Sunday, June 20, 2010

Living in a Delusion

I think I am living in some sort of delusional world. I was told I had a terminal cancer 2 yrs. 8 months ago. I was really sick. Then I had surgery and I was sicker. Then I had a portacath placed for chemotheray and I was scared. Then I started chemotherapy and I was sick. But I fought and fought and would do my best to feel good in between treatments. In my delusional world I would feel great everyother week, not realizing how sick I really was (am). I enjoyed vacations with my family, vacations with my friends, holidays that I hosted, holidays that I didn't host. I've gone out to dinners, laughed a lot, increased my exercise progam, and continued to work. I'd put that red listick on and strut around. I would feel like life is pretty good. All the while I would keep referring to my delusion and ask the questions "How can I be sick? Do I feel like a woman with a terminal cancer inside my body? Do I look like a woman with a terminal disease?"

I'm on my quality of life chemo break and am loving it!! I'm living my delusional life of not being ill. It's much easier when I don't have chemotherapy to think about. I'm making use of every minute. I don't want to waste a second. Many times throughout this early part of my break I've asked again "How can I be sick?"

I'm wishing to live this delusion until the end. But there are times when reality sneaks in - that little pain on my right side, the curly hair on my head, on Sundays at Mass. But most often I live the delusion of health. Everytime a commercial comes on TV about a cancer center I say cancer is for other people, not me. Everytime I feel that little pain in my side I blame it on sit-ups, and during nighttime prayers when I pray for others with cancer, not thinking to pray for myself.

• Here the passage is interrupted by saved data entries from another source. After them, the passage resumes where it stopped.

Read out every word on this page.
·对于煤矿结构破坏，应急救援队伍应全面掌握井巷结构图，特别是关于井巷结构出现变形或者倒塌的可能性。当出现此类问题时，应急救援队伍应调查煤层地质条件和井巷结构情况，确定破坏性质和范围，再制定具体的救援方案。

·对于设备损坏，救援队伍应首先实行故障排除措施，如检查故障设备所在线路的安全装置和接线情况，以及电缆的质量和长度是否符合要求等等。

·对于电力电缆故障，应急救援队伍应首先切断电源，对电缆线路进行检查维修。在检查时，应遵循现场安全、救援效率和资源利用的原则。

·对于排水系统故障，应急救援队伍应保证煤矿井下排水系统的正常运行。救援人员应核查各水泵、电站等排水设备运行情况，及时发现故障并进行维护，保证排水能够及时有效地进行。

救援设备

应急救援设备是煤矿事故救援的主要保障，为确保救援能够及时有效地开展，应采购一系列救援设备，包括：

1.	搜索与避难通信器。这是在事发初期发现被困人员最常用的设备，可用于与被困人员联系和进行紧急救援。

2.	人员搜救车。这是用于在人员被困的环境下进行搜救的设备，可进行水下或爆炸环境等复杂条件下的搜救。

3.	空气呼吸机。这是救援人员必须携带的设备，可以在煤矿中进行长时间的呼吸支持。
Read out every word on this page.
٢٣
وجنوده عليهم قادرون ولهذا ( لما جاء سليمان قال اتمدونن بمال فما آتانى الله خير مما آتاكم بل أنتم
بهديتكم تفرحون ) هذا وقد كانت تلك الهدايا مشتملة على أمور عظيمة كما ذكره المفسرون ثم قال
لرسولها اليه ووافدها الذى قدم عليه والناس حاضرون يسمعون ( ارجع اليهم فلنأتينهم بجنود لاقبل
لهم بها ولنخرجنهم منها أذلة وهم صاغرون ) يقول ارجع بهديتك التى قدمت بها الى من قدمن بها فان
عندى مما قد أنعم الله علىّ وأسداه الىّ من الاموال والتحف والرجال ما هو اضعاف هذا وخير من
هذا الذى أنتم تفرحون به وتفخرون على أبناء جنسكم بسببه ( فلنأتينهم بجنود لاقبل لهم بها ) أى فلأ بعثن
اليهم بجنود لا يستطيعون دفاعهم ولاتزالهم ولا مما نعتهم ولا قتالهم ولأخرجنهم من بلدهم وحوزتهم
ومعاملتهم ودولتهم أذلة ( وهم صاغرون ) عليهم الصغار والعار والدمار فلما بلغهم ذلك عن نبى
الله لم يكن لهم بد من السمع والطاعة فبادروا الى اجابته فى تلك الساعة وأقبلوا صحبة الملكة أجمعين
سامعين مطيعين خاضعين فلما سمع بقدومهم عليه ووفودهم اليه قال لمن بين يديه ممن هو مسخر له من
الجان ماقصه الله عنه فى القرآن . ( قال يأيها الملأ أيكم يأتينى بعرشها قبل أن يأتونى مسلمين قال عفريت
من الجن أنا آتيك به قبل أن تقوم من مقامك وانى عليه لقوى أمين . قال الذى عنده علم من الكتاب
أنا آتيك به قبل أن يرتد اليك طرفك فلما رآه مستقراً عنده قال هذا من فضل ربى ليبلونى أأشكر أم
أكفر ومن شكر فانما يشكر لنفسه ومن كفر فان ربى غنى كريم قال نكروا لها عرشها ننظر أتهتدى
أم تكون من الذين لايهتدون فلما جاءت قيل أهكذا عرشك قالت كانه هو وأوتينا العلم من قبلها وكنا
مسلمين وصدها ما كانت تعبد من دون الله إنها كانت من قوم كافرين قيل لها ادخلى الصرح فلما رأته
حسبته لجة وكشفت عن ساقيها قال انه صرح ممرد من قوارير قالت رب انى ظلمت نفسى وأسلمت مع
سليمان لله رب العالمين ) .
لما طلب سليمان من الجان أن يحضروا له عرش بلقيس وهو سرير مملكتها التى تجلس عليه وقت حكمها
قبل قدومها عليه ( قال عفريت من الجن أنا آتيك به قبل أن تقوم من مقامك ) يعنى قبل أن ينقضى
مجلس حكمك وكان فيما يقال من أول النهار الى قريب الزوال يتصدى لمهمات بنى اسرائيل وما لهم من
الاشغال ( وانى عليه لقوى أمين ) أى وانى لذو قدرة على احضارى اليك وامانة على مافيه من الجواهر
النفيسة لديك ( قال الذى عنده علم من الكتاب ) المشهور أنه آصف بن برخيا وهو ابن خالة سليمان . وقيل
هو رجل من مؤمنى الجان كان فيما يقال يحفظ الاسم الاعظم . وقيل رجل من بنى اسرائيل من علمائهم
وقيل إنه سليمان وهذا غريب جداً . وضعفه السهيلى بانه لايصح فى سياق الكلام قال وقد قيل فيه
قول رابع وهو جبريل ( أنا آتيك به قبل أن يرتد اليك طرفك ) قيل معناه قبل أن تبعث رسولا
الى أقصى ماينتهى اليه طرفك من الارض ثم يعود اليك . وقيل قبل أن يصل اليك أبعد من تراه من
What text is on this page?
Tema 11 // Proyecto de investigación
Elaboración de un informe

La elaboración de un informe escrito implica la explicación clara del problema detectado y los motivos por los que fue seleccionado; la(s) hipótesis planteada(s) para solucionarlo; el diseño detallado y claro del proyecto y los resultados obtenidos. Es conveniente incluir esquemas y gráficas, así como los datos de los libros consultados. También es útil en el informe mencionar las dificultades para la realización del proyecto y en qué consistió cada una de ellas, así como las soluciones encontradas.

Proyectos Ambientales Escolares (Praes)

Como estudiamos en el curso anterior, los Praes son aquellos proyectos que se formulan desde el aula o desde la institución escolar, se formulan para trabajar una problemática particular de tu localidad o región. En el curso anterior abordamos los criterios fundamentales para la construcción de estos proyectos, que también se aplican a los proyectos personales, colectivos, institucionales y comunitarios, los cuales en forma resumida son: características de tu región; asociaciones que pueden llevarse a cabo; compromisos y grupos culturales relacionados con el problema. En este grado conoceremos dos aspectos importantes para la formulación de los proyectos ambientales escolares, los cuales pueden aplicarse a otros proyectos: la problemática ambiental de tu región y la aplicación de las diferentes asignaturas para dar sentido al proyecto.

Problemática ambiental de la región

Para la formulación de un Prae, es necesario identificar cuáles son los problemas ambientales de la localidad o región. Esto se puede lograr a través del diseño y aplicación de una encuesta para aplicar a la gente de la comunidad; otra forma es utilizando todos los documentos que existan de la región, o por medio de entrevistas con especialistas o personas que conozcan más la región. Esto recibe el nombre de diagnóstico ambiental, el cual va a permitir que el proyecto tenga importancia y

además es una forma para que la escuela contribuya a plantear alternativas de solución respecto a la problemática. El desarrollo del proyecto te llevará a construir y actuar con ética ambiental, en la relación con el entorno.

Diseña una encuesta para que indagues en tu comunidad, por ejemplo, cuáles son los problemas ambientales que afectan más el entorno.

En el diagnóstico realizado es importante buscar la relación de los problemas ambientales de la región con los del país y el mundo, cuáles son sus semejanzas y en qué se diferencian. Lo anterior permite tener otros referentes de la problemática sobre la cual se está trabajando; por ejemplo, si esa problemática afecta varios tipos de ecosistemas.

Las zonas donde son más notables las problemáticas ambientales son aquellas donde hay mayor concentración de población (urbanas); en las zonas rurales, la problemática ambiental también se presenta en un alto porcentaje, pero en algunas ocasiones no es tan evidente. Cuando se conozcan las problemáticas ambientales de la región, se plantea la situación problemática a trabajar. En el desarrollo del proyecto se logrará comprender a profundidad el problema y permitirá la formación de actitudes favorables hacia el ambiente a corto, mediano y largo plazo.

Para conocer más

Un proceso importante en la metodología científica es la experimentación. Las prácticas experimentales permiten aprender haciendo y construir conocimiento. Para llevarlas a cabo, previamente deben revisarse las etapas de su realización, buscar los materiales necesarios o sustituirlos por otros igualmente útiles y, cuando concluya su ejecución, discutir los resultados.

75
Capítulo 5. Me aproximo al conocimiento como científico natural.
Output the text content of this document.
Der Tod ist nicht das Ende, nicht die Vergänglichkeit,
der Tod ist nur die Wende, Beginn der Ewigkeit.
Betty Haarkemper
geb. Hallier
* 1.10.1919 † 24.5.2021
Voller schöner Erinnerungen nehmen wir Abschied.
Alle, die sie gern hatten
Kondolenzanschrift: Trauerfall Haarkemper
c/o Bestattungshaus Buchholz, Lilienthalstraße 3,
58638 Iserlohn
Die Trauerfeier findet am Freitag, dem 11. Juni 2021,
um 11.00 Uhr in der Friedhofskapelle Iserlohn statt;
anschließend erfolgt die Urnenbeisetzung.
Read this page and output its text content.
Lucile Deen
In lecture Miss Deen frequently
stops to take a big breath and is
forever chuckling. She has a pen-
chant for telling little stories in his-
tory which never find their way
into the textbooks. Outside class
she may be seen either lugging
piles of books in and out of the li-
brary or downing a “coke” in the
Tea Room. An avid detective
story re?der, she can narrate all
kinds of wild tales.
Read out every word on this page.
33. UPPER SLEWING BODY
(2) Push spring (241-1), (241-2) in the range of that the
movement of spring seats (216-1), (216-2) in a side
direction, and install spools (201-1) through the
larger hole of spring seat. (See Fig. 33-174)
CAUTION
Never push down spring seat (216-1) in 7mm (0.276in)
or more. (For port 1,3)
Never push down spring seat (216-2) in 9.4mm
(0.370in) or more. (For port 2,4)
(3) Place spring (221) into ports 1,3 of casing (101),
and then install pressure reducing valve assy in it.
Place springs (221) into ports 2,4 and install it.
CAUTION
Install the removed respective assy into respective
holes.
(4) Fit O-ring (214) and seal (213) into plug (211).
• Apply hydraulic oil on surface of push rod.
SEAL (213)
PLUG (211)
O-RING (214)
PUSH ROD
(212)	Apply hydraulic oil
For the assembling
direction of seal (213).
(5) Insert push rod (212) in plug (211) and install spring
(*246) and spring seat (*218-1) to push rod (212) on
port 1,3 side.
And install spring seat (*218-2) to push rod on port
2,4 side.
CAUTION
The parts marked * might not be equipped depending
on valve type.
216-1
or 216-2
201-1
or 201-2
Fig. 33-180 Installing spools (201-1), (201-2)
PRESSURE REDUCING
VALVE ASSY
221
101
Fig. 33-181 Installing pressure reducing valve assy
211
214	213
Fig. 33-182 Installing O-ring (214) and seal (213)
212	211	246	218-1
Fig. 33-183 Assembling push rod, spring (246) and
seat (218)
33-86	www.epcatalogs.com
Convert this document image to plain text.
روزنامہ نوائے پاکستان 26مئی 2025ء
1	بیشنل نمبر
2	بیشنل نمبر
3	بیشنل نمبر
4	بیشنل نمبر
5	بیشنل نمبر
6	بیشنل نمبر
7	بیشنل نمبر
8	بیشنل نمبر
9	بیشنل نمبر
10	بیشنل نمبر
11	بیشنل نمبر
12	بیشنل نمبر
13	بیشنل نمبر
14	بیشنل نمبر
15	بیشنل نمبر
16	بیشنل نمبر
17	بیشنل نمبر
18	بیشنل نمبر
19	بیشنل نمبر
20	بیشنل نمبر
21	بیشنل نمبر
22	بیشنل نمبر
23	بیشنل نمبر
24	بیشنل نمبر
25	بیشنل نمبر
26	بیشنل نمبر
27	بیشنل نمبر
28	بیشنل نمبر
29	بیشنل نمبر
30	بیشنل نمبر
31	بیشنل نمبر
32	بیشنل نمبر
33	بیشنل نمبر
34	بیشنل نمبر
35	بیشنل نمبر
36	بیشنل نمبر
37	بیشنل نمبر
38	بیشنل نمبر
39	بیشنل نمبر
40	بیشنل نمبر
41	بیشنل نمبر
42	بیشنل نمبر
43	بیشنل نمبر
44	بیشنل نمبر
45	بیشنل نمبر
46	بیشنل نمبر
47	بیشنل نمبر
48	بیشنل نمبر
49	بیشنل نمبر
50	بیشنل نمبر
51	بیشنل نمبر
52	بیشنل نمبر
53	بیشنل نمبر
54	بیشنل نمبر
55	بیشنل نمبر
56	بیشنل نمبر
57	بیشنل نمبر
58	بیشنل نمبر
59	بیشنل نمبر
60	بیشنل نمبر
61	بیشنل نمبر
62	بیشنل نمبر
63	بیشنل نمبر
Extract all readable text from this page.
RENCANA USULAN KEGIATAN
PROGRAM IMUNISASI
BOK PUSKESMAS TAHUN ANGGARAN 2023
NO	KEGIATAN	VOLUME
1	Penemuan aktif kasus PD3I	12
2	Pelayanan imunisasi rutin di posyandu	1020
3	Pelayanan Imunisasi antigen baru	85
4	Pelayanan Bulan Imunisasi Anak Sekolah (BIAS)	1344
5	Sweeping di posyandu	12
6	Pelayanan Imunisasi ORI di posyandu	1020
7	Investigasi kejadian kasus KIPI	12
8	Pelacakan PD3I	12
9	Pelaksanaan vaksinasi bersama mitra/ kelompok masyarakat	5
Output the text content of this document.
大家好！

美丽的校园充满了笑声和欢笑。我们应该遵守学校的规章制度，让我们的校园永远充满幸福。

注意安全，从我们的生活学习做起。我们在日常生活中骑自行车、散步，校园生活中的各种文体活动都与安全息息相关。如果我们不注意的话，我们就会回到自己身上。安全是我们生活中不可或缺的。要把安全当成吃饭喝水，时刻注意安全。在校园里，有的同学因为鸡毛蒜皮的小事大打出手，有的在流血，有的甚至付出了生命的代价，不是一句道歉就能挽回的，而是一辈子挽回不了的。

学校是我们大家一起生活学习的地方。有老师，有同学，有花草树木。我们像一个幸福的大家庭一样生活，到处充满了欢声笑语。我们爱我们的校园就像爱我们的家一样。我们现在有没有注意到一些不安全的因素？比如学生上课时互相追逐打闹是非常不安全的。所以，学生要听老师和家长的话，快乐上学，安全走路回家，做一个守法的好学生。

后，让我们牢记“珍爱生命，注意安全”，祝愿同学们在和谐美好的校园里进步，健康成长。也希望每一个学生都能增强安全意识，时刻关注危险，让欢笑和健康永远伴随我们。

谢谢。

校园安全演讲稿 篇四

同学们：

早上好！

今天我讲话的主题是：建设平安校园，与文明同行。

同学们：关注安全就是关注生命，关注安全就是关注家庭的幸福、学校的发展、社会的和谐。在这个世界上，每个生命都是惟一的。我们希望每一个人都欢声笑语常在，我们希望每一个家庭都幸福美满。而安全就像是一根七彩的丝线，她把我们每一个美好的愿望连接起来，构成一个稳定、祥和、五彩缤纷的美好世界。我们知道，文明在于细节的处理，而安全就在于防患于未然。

But something happened while I was at yesterdays Red Sox game. Pre-game ceremonies included a tribute to the riders of the Pan-Mass Challenge, a fund-raising bike-ride across Massachusetts to benefit the Jimmy Fund. I turned to my husband and said "Do I really have a disease that is so bad that billions of dollars are raised for the goal of finding a cure?" In my mind, I felt a silence and a little chill run through my body on a glorious sun-filled afternoon at Fenway Park. I think at that moment a little reality snuck into my delusional world. So there I sat - wearing a tank top to to show off my new-found muscles, with styling goup in my hair to show-off my new found curls, leopard print shoes to show my style, and red lipstick that adds to my smile and the reality of my life was bringing it all to an ugly state. I looked at myself and thought "what are you trying to prove?" I looked at my husband and felt like crying for his loss. I was never so happy to hear the words "PLAY BALL". I was snatched from reality and put back into my delusional world. And what a great afternoon it was!!!!

Monday, June 7, 2010

In a New York Minute

In the blink of an eye my happiest moments turn into such sad feelings. Every laugh that I have turns quickly into tears. Even a simple smile makes it way upside down and turns into a frown. You see, I am living day to day, moment by moment, trying to take in all the day has to offer. But everytime I feel joy then I become sad. I am not able to sustain the good feelings. When I think I am loving life then I think of losing my life - very sad indeed.
I was playing with my beautiful son Mario this weekend. We were laughing, being silly, acting like we were the only two in the world just loving each others company. It was a moment that made life worth fighting for. But then he said "This is another memory that I will have when you pass away." Silence, sadness in our hearts. But in that blink of an eye we were back to our silliness.
So now I realize it can work both ways. I can turn off my sadness because there is more happiness to enjoy. I wish that is was as flowing as the "happiness to sadness" feelings. "Sadness to happiness" requires effort. Hapiness to sadness just happens. My son Mario is so brave when he faces the sadness he feels but goes on to live his life carrying his great burden. He has taught me a lot and just keeps teaching me about how to stop my sad thoughts and just move on. So it's happiness to sadness and back to happiness again. It's a cycle. Thank you Mario for showing me the way back to my life - to live for the moment.
Oh how life changes in the blink of an eye. How quickly parents who teach their children become parents who are taught by their children. In a New York Minute everything could change. How those lyrics by the Eagles ring so true.
One more thing - I love you Mario (And that is one thing that will never change even after I pass away.)